How your final result is determined
To pass this unit, you need to demonstrate your attainment of each of the Intended Learning Outcomes, achieve a final unit grade of 50% or greater, and pass any hurdle tasks.
Academic progress review
The results for this unit may be included in a review of your academic progress. For information about progress reviews and what they mean for all students, see Academic Progress Review in the Student Portal.
Submission of assignments
Where practicable, assignments should be submitted to an assignment submission folder in MYLO. You must submit assignments by the due date or receive a penalty (unless an extension of time has been approved by the Unit Coordinator). Students submitting any assignment in hard copy, or because of a practicum finalisation, must attach a student cover sheet and signed declaration for the submission to be accepted for marking.
Academic integrity
Academic integrity is about acting responsibly, honestly, ethically, and collegially when using, producing, and communicating information with other students and staff members.

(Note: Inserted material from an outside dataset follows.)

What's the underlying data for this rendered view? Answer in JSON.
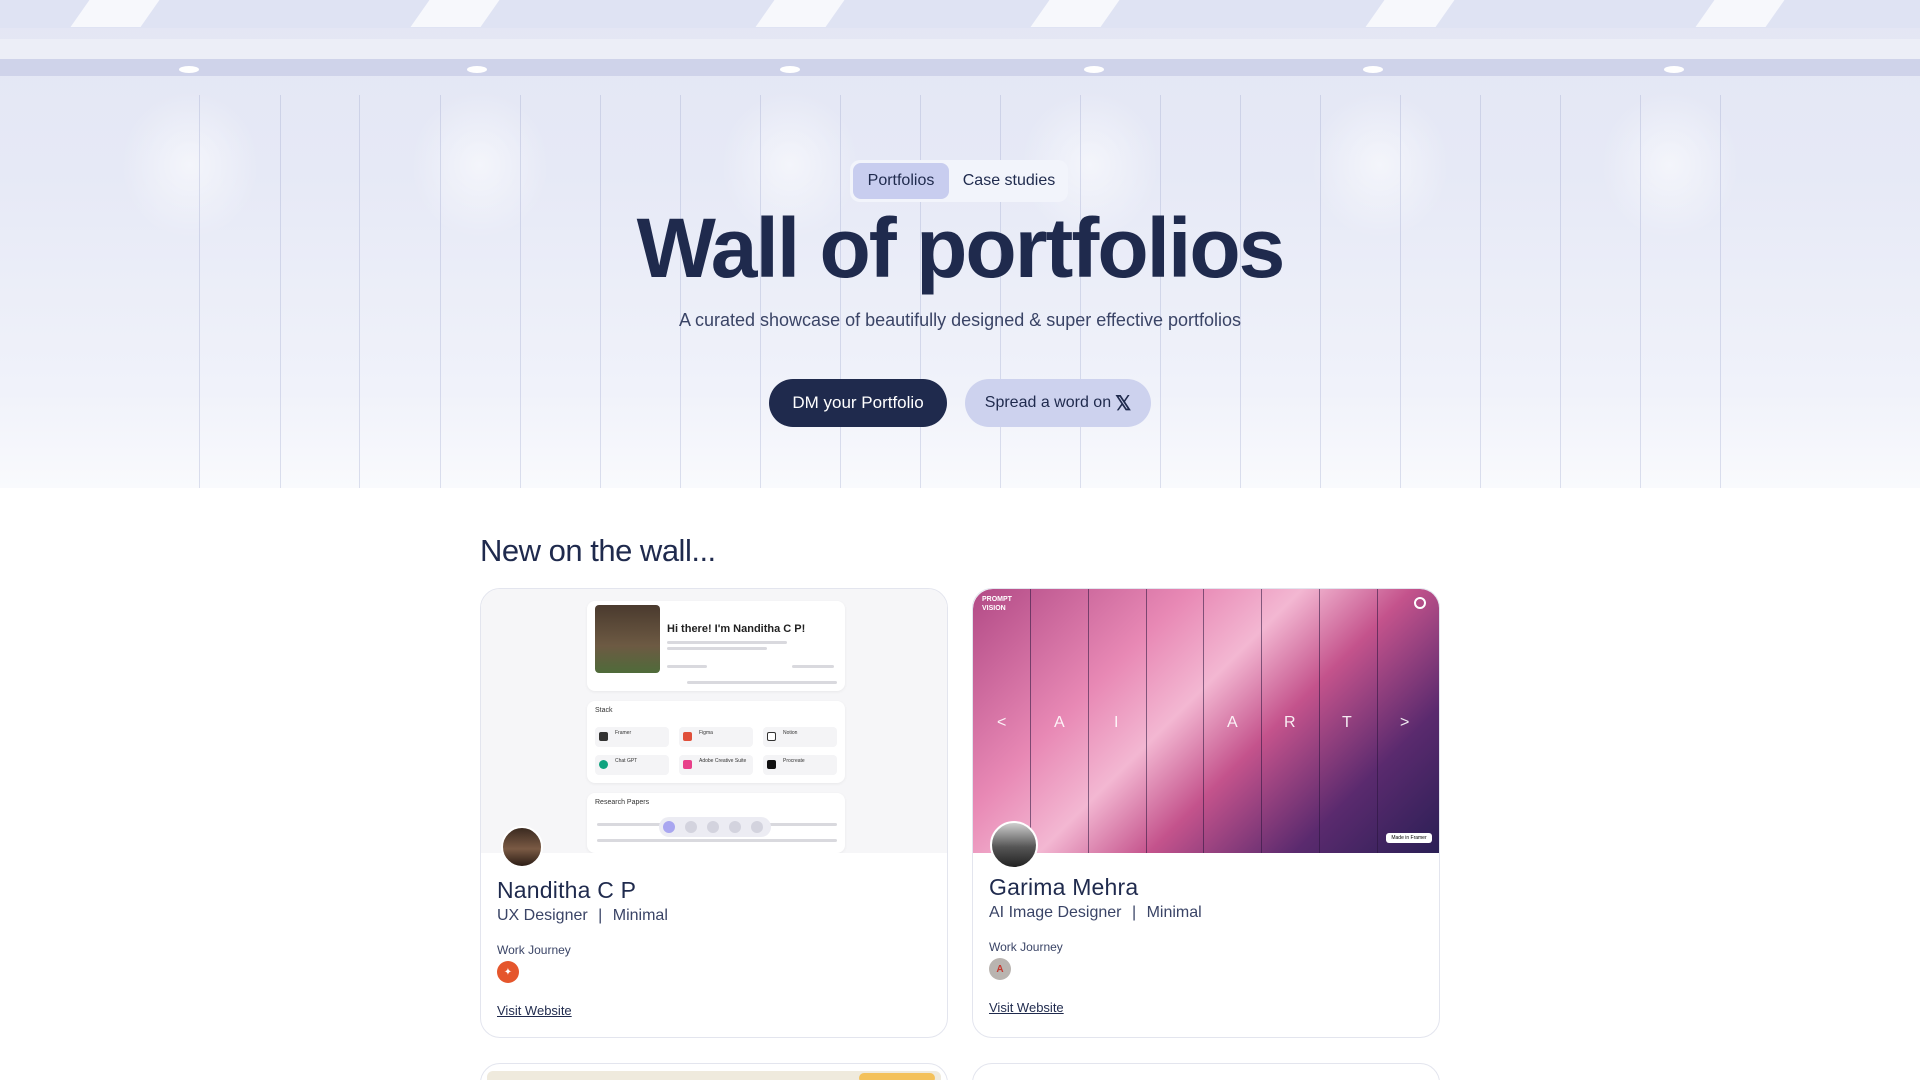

In written work, you must correctly reference the work of others to maintain academic integrity. To find out the referencing style for this unit, see the assessment information in the MyLO site, or contact your teaching staff. For more detail about Academic Integrity, see
Important Guidelines & Support.
Requests for extensions
If you are unable to submit an assessment task by the due date, you should apply for an extension.
 
A request for an extension should first be discussed with your Unit Coordinator or teaching support team where possible. A request for an extension must be submitted by the assessment due date, except where you can provide evidence it was not possible to do so. Typically, an application for an extension will be supported by documentary evidence: however, where it is not possible for you to provide evidence please contact your Unit Coordinator.
 
The Unit Coordinator must notify you of the outcome of an extension request within 3 working days of receiving the request.
Late penalties
Assignments submitted after the deadline will receive a late penalty of 5% of the original available mark for each calendar day (or part day) that the assignment is late. Late submissions will not be accepted more than 10 calendar days after the due date, or after assignments have been returned to other students on a scheduled date, whichever occurs first. Further information on Late Penalties can be found on the Assessments and Results Procedure.
 
Review of results and appeals
You are entitled to ask for a review of the marking and grading of your assessment task if there is an irregularity in the marking standards or an error in the process for determining the outcome of an assessment. Details on how to request a review of a mark for an assignment are outlined in the Review and Appeal of Academic Decisions Procedure.